Evening heresy, my friend is starting up a small 1k points Warriors of Chaos army with a nurgle theme. He is using a sorceror on palanquin, a lord on foot, 24 warriors with great weapons and 2 units of 20 maruaders i'm assuming all with MoN and such i'm not sure. He will no doubt be adding more warriors as the points go up along with other nasty suprises.

for now my question is a simple one though, i'm wanting to start up a new 1k force to go against him and am considering orcs n goblins or ogres for some real face smashing combat rounds. however i am unsure as to which army offers the best units to go core vs core against a nurgle themed WoC list.

Ogres for hard hitting multi-wound troops?

Orcs for a horde of green skinned loonies with axes?

In your professional heresy opinion which army in fantasy has a decent enough core to go toe to toe with a WoC list? it doesnt even have to be one of my choices im just after some opinions before i make some purchases.

Thanks 
Mels


----------



## Magpie_Oz (Jan 16, 2012)

From all accounts I have seen the best way to take on WoC in CC is DON'T.

That are one of the best I am told. Better to magic/range them to bits and then mop up. I am however a total noobie with WHFB


----------



## melsaphim (Jan 1, 2010)

Magpie_Oz said:


> From all accounts I have seen the best way to take on WoC in CC is DON'T.
> 
> That are one of the best I am told. Better to magic/range them to bits and then mop up. I am however a total noobie with WHFB


This is generally the opinion i have had when worrying about chaos before however this time im looking for more of a fun pairing than an easy win one, i suppose it would of been better to phrase my question as who could stand upto chaos in CC on an equal basis with both sides equally likely to win/lose. 

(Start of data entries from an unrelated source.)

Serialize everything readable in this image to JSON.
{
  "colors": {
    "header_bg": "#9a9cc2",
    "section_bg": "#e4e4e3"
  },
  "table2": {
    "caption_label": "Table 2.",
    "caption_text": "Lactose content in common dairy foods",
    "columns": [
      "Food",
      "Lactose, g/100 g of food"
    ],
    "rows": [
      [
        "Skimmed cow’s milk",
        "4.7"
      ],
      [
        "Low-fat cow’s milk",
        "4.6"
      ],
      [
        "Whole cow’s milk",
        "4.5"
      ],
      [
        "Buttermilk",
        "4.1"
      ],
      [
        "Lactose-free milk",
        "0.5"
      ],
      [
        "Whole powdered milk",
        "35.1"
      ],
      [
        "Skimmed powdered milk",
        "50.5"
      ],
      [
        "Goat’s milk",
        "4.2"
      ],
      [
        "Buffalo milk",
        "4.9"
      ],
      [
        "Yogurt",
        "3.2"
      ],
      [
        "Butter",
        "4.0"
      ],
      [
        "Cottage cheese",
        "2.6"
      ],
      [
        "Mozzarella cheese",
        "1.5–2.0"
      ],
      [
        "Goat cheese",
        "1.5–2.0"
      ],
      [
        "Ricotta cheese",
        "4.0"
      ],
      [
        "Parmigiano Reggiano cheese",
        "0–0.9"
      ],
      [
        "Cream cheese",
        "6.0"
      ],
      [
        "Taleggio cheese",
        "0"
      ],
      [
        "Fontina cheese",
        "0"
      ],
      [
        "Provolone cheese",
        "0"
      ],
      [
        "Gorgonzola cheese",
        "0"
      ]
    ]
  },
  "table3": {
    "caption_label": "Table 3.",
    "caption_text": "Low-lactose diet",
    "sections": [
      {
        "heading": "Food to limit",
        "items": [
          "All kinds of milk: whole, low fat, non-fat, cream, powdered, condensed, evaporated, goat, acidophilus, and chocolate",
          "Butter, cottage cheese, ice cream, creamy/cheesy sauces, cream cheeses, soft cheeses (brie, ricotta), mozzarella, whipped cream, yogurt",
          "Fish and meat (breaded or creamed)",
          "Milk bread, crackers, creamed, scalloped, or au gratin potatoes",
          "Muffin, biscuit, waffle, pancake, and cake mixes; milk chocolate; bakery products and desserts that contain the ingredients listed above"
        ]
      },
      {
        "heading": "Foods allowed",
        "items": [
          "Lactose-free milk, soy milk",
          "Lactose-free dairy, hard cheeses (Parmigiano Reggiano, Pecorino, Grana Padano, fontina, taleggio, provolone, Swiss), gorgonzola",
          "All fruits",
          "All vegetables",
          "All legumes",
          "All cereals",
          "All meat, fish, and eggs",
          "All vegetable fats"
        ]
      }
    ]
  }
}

i want to try and have abit of fun playing chaos at their own game rather than just sitting back and avoiding CC to shoot/magic his guys to ruin. i personally think it would be more fun to charge his big CC units but i want to know id maybe win if the dice are kind not just get smushed to a paste


----------



## DivineEdge (May 31, 2012)

The list you mentioned your friend had is probably over 1000. 

Lord on foot - 300ish
Sorcerer on foot - 200ish
24 warriors - 400ish
20 marauders - 200ish

So he isn't playing 1k. He also should not be running great weapons. But other then that, like Oz said, only elves have any business being in combat against warriors. That is their "dominate" phase and they do it quite well. 

Which is why I would suggest high or dark elves. Both have special/mindrazored units that can eat warriors before they can hit. They are weak at range, but warriors have no shooting so it is no biggie. Dark elves can make a mean gunline. The rerolls they get to hit in combat will negate the -1 bonus. 

Or play undead and hit him with tarpits, or daemons and hatred-y bloodletters. 

Those would be my first thoughts. 

But honestly, for best results make a dark elf/dwarf/skaven gunline and hope he never gets there!


----------